What are you most intersted in? The topic you are MOST interested in. Start there. If you tell me more about what you are looking to do, I can certainly point you in the right direction.

I know Ruby and Ruby on Rails. Analyzing data is fun for me. Luckily I work for a company that has a distributed processing platform and copies of the web to crawl. I've built some simple data apps in Ruby, but and planning to learn Python as well soon.

Good advice on being focused. When I was self teaching I felt like I was getting great exposure, but not direction. My bootcamp was meant to solve that issue, which it did. To be fair my bootcamp was Bloc.io and is online, making it cheaper than most bootcamps. There were some tradeoffs because of that type of curriculum but it got me started. Now I work with a team that is super supportive of me wanting to learn more. Super helpful to have people to support you and answer questions.
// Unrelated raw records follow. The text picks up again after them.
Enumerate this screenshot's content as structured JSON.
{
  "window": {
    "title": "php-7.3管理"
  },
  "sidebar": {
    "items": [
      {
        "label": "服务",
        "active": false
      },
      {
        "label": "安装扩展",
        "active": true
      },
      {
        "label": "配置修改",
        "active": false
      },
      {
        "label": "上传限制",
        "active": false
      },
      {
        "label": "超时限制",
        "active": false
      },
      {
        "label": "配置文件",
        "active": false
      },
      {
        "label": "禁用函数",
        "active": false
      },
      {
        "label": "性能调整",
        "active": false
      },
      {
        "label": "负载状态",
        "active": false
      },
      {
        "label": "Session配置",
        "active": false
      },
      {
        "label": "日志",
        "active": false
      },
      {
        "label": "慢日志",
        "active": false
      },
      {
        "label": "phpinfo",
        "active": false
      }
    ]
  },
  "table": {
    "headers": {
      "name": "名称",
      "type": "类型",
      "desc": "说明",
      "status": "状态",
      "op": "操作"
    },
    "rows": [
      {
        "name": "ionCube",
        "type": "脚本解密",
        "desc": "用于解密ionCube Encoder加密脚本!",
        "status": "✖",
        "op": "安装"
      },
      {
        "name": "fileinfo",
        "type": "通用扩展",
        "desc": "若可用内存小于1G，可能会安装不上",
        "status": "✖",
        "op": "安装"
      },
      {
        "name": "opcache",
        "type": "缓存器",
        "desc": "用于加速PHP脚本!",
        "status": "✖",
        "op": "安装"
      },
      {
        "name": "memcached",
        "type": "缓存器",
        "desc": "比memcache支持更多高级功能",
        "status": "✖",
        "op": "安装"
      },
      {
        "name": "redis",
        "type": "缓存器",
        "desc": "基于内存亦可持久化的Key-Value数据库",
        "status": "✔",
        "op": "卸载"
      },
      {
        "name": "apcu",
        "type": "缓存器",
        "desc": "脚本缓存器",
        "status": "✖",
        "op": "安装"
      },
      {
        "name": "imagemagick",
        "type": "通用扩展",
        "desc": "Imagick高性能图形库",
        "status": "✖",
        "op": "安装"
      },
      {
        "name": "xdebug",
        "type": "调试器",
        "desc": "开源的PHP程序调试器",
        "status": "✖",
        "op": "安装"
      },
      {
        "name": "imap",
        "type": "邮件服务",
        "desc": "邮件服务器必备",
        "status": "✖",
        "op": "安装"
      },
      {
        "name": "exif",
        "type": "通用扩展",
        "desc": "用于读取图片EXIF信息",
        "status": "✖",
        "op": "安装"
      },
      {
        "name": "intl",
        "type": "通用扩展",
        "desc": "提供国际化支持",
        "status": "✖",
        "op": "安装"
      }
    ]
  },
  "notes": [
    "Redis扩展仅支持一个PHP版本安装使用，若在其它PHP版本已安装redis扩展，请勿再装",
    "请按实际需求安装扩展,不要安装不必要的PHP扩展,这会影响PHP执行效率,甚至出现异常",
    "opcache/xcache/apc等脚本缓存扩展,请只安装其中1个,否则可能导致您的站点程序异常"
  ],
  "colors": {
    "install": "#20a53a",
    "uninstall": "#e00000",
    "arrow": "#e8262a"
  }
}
I agree with you, except for viewing the bootcamp as a negative. Self driven exploration and learning is key, but attending a bootcamp is itself indicative a good traits. In the "best" bootcamps applicants have to:

- Quit their old job to go to school full time. This is huge in indicating seriousness of their career change.

- Pay real cash to attend. Again, this shows that an attendee is serious about their new career.

Both of these require significantly more commitment than _just_ buying books, going to meetups, and finding more experienced friends. It's not mutually exclusive -- when hiring, I want to see if the bootcamp grad has done these things. But, attending a school is definitely a positive.